Nuclear medicine study has a limited role in the investigation of asbestos-related intrathoracic disease. Gallium-67 (67Ga) citrate testing has been used to differentiate benign from malignant, asbestos-related pleural disease and to give a quantitative index of inflammatory activity.

The imaging of mesothelioma typically includes computed tomography (CT), magnetic resonance imaging (MRI), and positron emission tomography (PET) scans; these scans may be acquired during initial tumor diagnosis and staging, treatment response assessment, or patient surveillance.

Optical imaging, using electromagnetic radiation in (or near) the visible light region of the spectrum, is now being applied in the intraoperative setting for mesothelioma. Initial results indicate the potential for optical imaging to aid surgeons in their attempt to achieve a macroscopic complete resection.

The Helsinki guidelines for the diagnosis of asbestos-related disorders recommend the use of CT imaging in diagnosis of asbestos-related diseases under the following circumstances
:

A borderline finding of lung fibrosis (ILO 0/1-1/0) is detected

There is a discrepancy between lung function finding of restriction and radiographs interpreted as normal

Widespread pleural changes severely hamper the radiographic visibility of lung parenchyma

The criteria for diagnosis of asbestosis on CT include the following:

Sum grade of ≥2–3 bilateral irregular opacities in lower zones according to the reference film, or

Bilateral honeycombing (sum grade ≥2) would be sufficient to represent fibrosis according to the ICOERD system

The guidelines further note that subpleural curvilinear lines or dots in HRCT are findings of bronchiolar fibrosis.

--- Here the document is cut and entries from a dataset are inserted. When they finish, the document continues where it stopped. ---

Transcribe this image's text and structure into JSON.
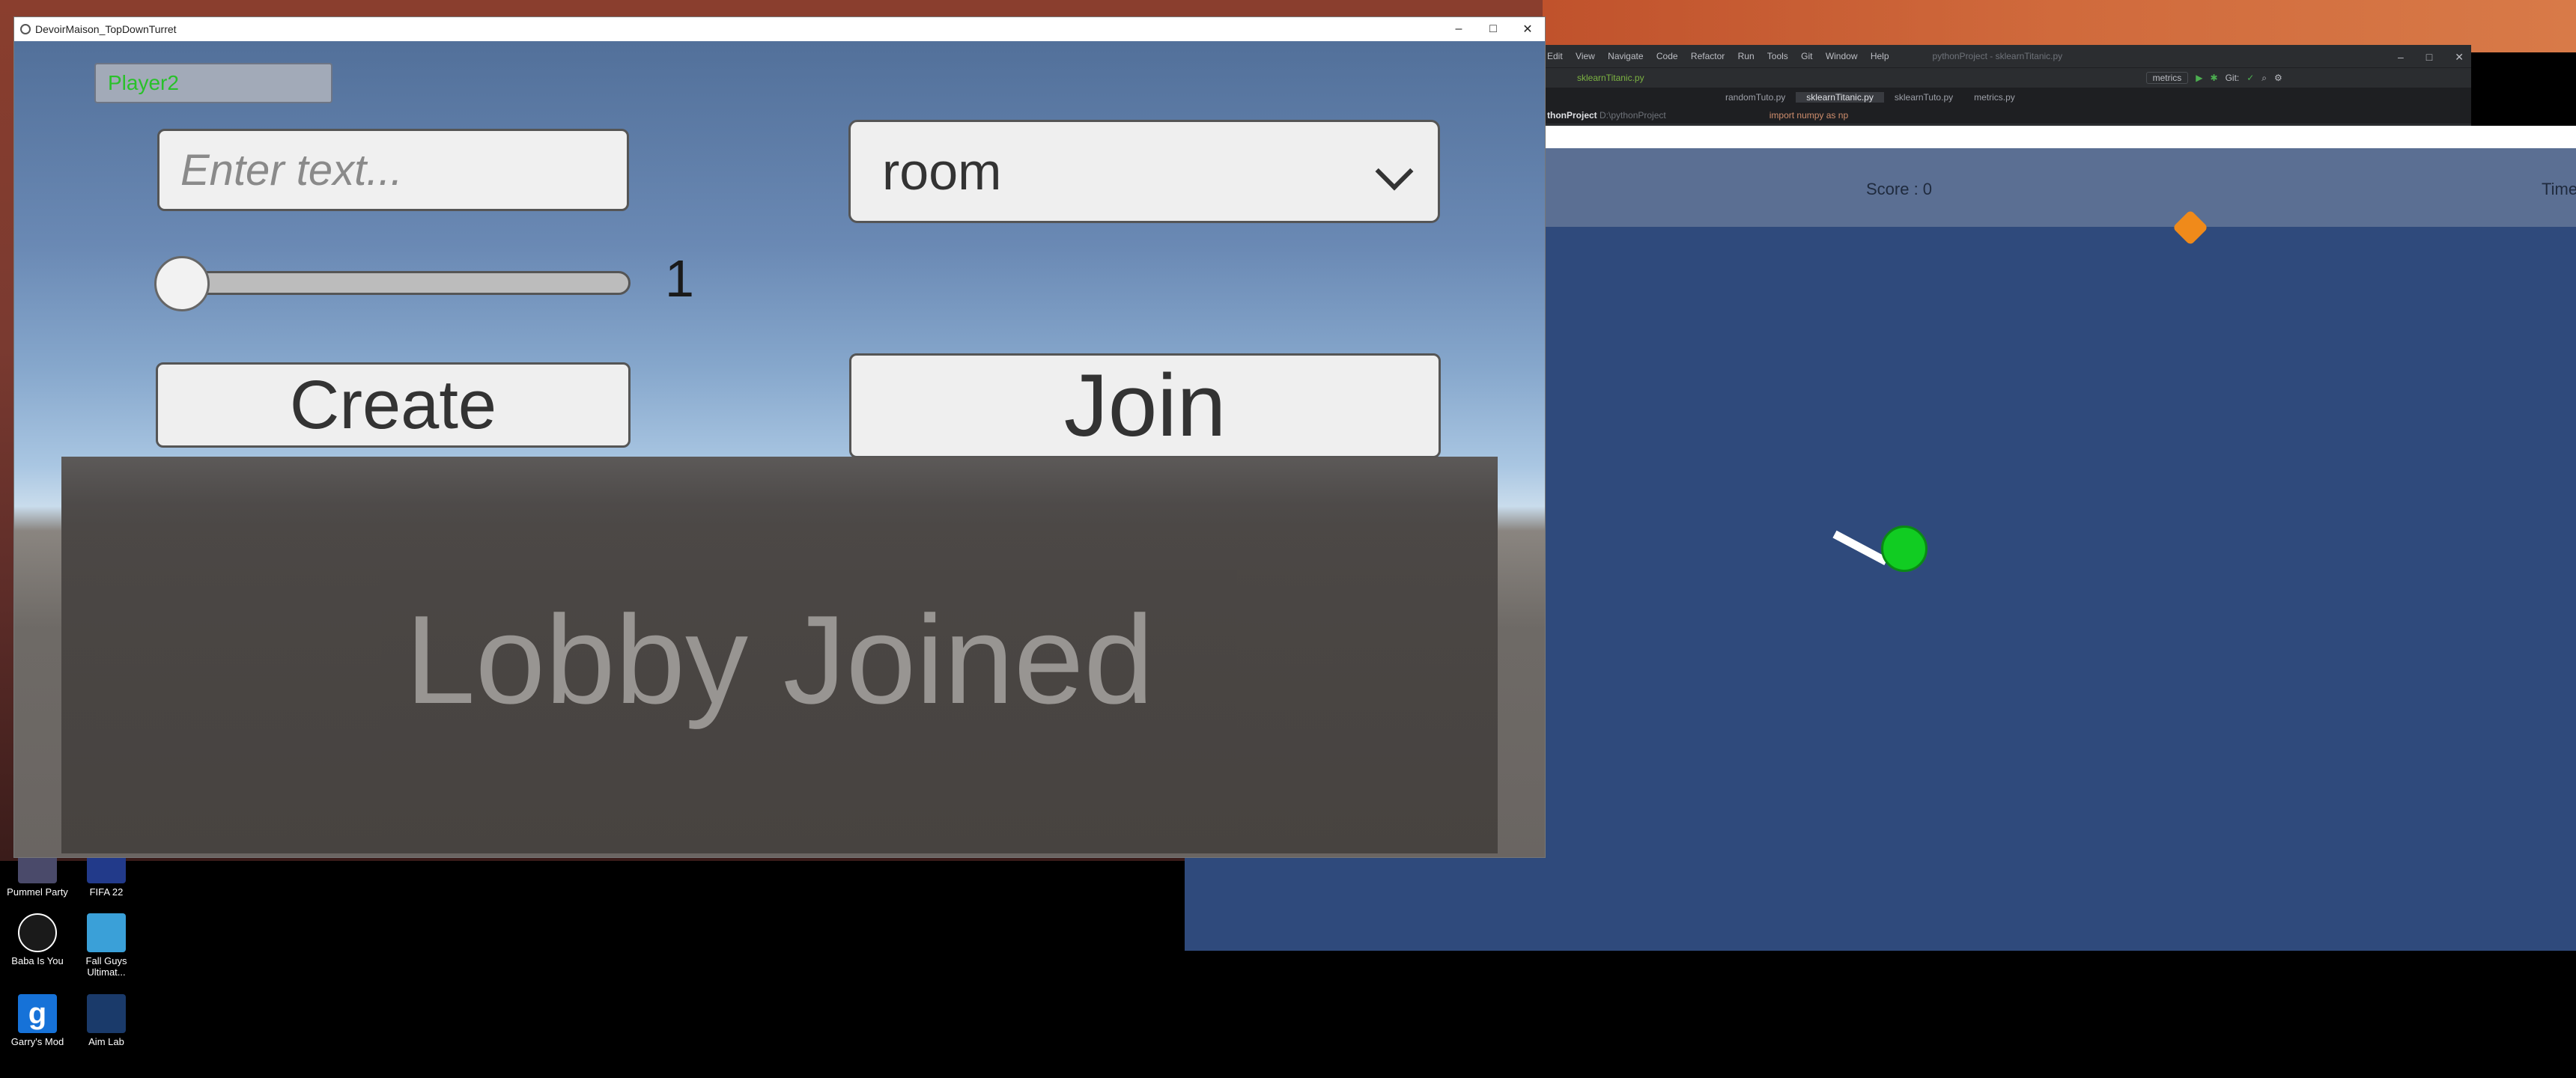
{
  "desktop": {
    "icons": [
      {
        "label": "Pummel Party",
        "color": "#4a4a6a"
      },
      {
        "label": "FIFA 22",
        "color": "#223a8a"
      },
      {
        "label": "Baba Is You",
        "color": "#1a1a1a"
      },
      {
        "label": "Fall Guys Ultimat...",
        "color": "#3aa0d8"
      },
      {
        "label": "Garry's Mod",
        "color": "#1672d8"
      },
      {
        "label": "Aim Lab",
        "color": "#1a3a6a"
      }
    ]
  },
  "ide": {
    "menu": [
      "Edit",
      "View",
      "Navigate",
      "Code",
      "Refactor",
      "Run",
      "Tools",
      "Git",
      "Window",
      "Help"
    ],
    "project_title": "pythonProject - sklearnTitanic.py",
    "file_crumb": "sklearnTitanic.py",
    "run_config": "metrics",
    "tabs": [
      "randomTuto.py",
      "sklearnTitanic.py",
      "sklearnTuto.py",
      "metrics.py"
    ],
    "active_tab": 1,
    "crumb_project": "thonProject",
    "crumb_path": "D:\\pythonProject",
    "code_line": "import numpy as np"
  },
  "game": {
    "score_text": "Score : 0",
    "timer_text": "Time"
  },
  "lobby_window": {
    "title": "DevoirMaison_TopDownTurret",
    "player_name": "Player2",
    "text_input_placeholder": "Enter text...",
    "dropdown_value": "room",
    "slider_value": "1",
    "slider_fraction": 0,
    "create_label": "Create",
    "join_label": "Join",
    "status_text": "Lobby Joined"
  },
  "colors": {
    "player_name": "#29c12a",
    "player_dot": "#11cc22",
    "gem": "#f08a1a",
    "game_bg": "#2f4a7c"
  }
}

According to the  Austrian Mesothelioma Interest Group (AMIG) consensus statement for the diagnosis and staging of malignant pleural mesothelioma, after initial imaging with CT scan and confirmation of disease via video-assisted thoracic surgery (VATS), a potential candidate for surgical treatment should undergo PET-CT scanning to rule out distant metastases and involvement of the abdomen and the mediastinal lymph nodes. In some cases of unclear involvement of adjacent structures (eg, chest wall), MRI can be added in order to judge the resectability.

Limitations of techniques

The limitations of chest radiography in the diagnosis and evaluation of asbestos-related disease are well recognized. The quality of the radiograph and the size, shape, position, and degree of calcification determine whether the radiologist can detect pleural plaques on the image. While the identification of bilateral, scattered, calcified, costal, and diaphragmatic pleural plaques is virtually diagnostic of asbestos exposure, studies have shown an 11% false-positive rate with chest radiographs. In particular, extrapleural fat mimics pleural thickening and is a significant cause of false-positive readings. Conversely, a high false-negative rate has also been reported.

CT scans have long been known to be more sensitive and specific than chest radiographs for the diagnosis of asbestos-related pleural disease.

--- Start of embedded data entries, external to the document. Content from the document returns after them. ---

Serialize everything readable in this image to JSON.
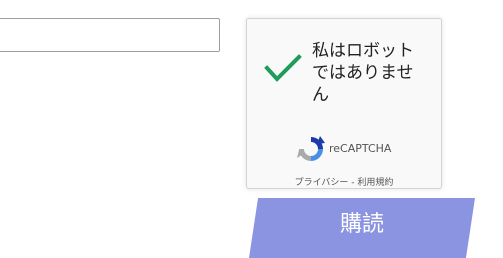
{
  "form": {
    "email_value": "",
    "email_placeholder": ""
  },
  "recaptcha": {
    "checkbox_label": "私はロボットではありません",
    "checked": true,
    "check_color": "#1e9c5a",
    "brand": "reCAPTCHA",
    "privacy_link": "プライバシー",
    "separator": " - ",
    "terms_link": "利用規約"
  },
  "subscribe": {
    "label": "購読",
    "color": "#8a94e0"
  }
}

Radiographic-pathologic studies have shown that chest radiographic findings are normal in as many as 20% of patients with asbestosis. HRCT scanning is more sensitive and specific than other studies, particularly when images are obtained with the patient in the prone position, which allows differentiation of mild parenchymal changes from dependent density (increased attenuation of the posterior [usually basal] lung, which is gravity induced and secondary to nonaeration of dependent alveoli).

In addition, it should be noted that mild asbestosis is difficult to distinguish from interstitial fibrosis in heavy smokers. In one report, of 24 patients judged to have absestosis radiographically, only 6 had asbestosis histopathologically, while the remaining 18 cases (in patients with a mean smoking history of 53 pack-years) had interstitial fibrosis judged to be most consistent with smoking-associated fibrosis.

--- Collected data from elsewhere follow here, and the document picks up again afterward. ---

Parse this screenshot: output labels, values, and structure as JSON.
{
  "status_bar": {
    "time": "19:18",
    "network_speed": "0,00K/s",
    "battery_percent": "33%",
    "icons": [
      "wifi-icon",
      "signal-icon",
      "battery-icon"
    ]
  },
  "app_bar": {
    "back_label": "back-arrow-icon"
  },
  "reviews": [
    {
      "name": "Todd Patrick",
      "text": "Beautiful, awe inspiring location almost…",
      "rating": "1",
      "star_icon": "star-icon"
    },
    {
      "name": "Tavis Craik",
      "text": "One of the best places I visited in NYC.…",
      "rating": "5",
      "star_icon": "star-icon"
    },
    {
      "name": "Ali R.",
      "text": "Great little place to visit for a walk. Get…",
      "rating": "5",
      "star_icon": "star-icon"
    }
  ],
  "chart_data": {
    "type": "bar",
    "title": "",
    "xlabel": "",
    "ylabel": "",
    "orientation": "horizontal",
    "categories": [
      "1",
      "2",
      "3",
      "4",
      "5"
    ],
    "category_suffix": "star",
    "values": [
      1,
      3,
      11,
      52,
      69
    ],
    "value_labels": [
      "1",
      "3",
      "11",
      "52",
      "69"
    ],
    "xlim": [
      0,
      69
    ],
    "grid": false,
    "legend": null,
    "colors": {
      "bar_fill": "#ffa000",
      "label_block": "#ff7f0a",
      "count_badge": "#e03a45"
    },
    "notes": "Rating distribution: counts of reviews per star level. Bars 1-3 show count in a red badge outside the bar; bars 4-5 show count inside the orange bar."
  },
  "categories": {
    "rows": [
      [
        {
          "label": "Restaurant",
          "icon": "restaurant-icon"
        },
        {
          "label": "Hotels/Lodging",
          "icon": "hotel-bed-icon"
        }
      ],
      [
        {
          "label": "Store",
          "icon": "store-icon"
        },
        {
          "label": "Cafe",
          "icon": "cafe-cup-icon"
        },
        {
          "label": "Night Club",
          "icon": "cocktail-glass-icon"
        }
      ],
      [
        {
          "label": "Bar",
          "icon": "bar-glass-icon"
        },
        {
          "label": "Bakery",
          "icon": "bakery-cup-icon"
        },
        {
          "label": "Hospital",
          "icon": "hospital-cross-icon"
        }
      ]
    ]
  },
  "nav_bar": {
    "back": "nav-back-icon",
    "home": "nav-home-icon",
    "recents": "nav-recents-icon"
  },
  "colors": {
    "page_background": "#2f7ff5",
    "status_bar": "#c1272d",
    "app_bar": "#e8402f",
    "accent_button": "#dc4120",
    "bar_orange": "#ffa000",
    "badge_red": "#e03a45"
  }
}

Tumor contrast enhancement in MRI provides information about tumor vascularity, but the conventional time delay between contrast injection and initiation of image acquisition might be too short for optimal assessment of mesothelioma. A perfusion-based MRI technique, designed to capture early contrast-enhancement features of the pleura characteristic of early-stage mesothelioma, may increase the role of MRI in tumor detection.